Après 7 ans d’appuis humanitaires à Bamako, l’Association « Dambe » a déjà eu beaucoup d’occasions d’observer la générosité et le don de soi de celles et de ceux qui consacrent l’essentiel de leur temps et une énergie impressionnante pour soutenir la cause des enfants ou des adultes laissés pour compte par la vie ou la société. Encore cet échantillon reste-t-il très limité par rapport à toutes les bonnes œuvres qui officient dans le pays, et autorise donc toujours de belles rencontres supplémentaires accompagnées d’émotions toujours aussi fortes
Le mois de mai 2022 nous a offert cette opportunité avec la visite à Kati Koko, près de Bamako, de l’orphelinat « Centre David Est Roi ». La Mission Chrétienne Suisse, protestante, fut en 2007 le promoteur de cette initiative, mais y a associé des partenaires étrangers -américains, allemands, anglais, tchèques- et nationaux -Mairie Urbaine de Kati, Mouvement des Femmes de Kati, Fonds de Solidarité Nationale, ;..- confessionnels ou pas. Cet œcuménisme peu habituel a été performant : en 15 ans, les contributeurs ont mobilisé ensemble, pas à pas, près de 100 millions de FCFA pour la construction puis l’extension de l’orphelinat et de ses structures annexes, et pour le fonctionnement de toutes ces installations.

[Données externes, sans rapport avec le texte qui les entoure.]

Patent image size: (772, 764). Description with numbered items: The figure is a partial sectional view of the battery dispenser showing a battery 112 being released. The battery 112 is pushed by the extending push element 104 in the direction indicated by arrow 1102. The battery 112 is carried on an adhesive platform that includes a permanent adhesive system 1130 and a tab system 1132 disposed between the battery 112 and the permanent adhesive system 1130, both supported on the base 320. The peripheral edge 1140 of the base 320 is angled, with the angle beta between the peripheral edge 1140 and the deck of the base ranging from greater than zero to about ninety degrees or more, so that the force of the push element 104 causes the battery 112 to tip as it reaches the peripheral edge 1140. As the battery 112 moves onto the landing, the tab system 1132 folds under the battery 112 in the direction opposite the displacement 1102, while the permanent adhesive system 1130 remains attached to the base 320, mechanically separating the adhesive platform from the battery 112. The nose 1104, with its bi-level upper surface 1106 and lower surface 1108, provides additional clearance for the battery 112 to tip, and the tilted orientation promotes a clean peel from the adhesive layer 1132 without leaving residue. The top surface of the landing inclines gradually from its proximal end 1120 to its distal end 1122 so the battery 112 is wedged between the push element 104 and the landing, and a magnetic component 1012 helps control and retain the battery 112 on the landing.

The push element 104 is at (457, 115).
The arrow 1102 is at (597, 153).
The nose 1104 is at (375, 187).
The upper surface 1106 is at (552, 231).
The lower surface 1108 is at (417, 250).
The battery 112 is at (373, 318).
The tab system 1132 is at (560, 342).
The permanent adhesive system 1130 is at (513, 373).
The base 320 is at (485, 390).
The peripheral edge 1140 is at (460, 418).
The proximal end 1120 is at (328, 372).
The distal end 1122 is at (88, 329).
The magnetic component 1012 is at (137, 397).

C’est Joseph M., Président de l’orphelinat, qui conte avec précision cet historique en accueillant les représentants de Dambe à l’entrée du site. A l’intérieur, près d’une centaine de personnes attendent patiemment. Face à nous, des adultes sont assis en silence, attentifs à ces nouveaux venus : ils regroupent à la fois les personnes en charge de l’administration du Centre et des enseignants de l’orphelinat. Une ribambelle d’enfants sont à notre gauche, agglutinés sur les marches qui accèdent au bâtiment principal : ils sont plus remuants, échangeant à voix basse leurs impressions sur ces arrivants, souvent occupés à bavarder ou à jouer entre eux, parfois perdus dans leurs rêves solitaires, En allant saluer les uns et les autres, l’atmosphère un peu solennelle du départ se déride. Les adultes sont heureux d’échanger quelques mots et de mieux connaitre ces nouveaux soutiens potentiels. Les enfants, vite enhardis, se bousculent pour serrer les mains qui se tendent vers eux, lancent de brefs « Bonjour » en riant et sont impatients de pouvoir s’égayer vers leurs salles de classes. Les discours improvisés échangés entre Joseph M. et Ramatoulaye T., Présidente de DAMBE, finissent de détendre l’atmosphère.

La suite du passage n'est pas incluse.